A tense silence stretches between us. My skin hums.
He drags his teeth over his bottom lip. “No.”
I try to feel him through the bond, but everything feels dark. “Are you going to hurt my brother?”
“Only if you ask me to.”
“What about Callum? Will you kill him? Do I get a choice in that?”
He runs a hand over the sharp edge of his jaw. “If he forfeits when I challenge him, I will let him go.”
“And me? Will you let me go?”
“I haven’t decided yet.”
My skin prickles. He’s lying. His choice seems to pulse in the air between us, dark and certain, and a word vibrates along the thread that links us.
No.
I steady my breathing. “What happened to the Maester? Did you kill him?”
“That is not the right question, little rabbit.”
“What is the right question?”
“If you ask it, I shall tell you.” He tucks in his shirt. “But no, the Maester still lives.” He walks away, in the direction of the Great Hall, and the tension is broken.
“Blake.”
He halts. “Yes?”
“Last night, the dream. . . It was real, wasn’t it?”
He inclines his head. Coldness fills me.
“Alexander truly has one of Night’s prisoners,” I say.
“It looks that way.”
“What does he want with me?”
Blake shakes his head. “I hope we don’t find out.”
***
Callum spends the day in meetings with Blake and the other alphas, talking strategy for the impending battle with Alexander. Other than a few exchanged pleasantries over dinner that night, he doesn’t speak to me.
The next morning, I get tired of waiting for him, and knock on the door of his bedchambers. He’s already gone, so I spend the morning tailing Philip after he’s released from the infirmary.

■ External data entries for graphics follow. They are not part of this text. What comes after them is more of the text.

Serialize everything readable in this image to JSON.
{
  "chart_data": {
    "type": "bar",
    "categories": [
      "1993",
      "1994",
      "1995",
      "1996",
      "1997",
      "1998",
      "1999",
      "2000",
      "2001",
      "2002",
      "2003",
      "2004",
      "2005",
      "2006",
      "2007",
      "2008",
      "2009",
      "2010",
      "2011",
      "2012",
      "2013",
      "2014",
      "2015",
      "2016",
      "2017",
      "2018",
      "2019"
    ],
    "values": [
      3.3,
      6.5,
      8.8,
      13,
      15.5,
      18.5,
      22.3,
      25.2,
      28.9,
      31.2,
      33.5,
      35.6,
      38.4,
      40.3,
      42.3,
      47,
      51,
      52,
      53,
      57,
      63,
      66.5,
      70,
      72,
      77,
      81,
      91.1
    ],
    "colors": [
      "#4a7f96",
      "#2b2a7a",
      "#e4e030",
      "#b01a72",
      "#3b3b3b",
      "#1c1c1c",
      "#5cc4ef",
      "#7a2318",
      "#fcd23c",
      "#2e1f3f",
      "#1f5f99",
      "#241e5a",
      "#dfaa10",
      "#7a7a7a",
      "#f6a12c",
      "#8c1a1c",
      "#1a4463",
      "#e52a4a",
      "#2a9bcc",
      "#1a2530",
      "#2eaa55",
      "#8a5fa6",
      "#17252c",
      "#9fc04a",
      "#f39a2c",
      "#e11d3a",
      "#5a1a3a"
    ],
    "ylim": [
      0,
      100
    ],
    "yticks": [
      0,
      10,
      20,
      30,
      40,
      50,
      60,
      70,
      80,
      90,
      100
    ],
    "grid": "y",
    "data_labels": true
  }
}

After being shown to his bedchambers on the first floor of the castle, he heads outside. He stops Kayleigh on her way inside from the kitchen gardens, and-after flirting with her-asks her if it’s true that the Heart of the Moon is here.

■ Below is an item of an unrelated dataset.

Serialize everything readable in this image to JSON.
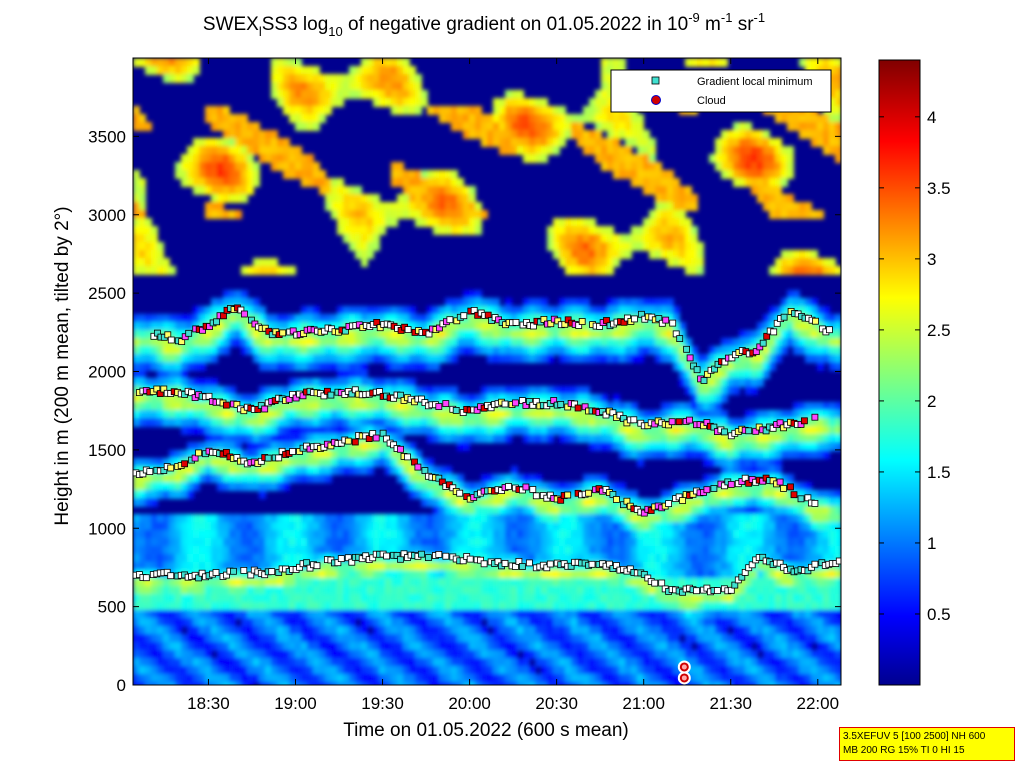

He does the same thing to a couple more women, before he sits on the shore of the loch and looks out onto the mountains across the water. I watch him from a spot by the castle walls.
He’s clearly looking for the Heart of the Moon. Is that the real reason he has come to the Northlands?
Philip gets up and wanders back to his bedchambers. When he doesn’t emerge, I visit Fiona in the stables, share some bread and cheese with her on her break, then head back to the castle.
Back in my chambers, I pore over
Testing the Lore of Wolves.
The experiments seem even more horrible now I know they may have been done to Blake. The sky darkens. The ink blurs. Frustration wells inside me, because I’ve scoured this book and can find no mention of a bond. I wonder if I’m wasting my time.
My heart jolts, and I slam my hand down onto the book.
There.
The numbers change from page seventy-seven to eighty-three. I run my finger down the spine. There’s a tear. Pages have been removed from the tome. I curse myself. I should have trusted my instincts. I knew he gave me it too easily.
If these pages weren’t important, he wouldn’t have removed them.
If I’m lucky, the alphas will still be in their meeting.
Blake will still be in the meeting.
I slide out of bed. I head out of my room, and down the spiral staircase.
I make my way to Blake’s bedchambers.
Chapter Forty-Five
Shouting and bagpipe music from the Great Hall filters up the stairwell as I pass it. When I reach his chambers, I press my ear to the door. There is no sound within.
Tentatively, I enter. I release a breath. It’s empty.
There’s a fire burning in the hearth. He has tidied since I last visited. The four-poster bed that dominates the space has been made, and the shredded curtains have been completely removed. The shelves beside it are creaking beneath the weight of his tomes.
His scent of dark forests lingers in the room, among the smell of woodsmoke and parchment.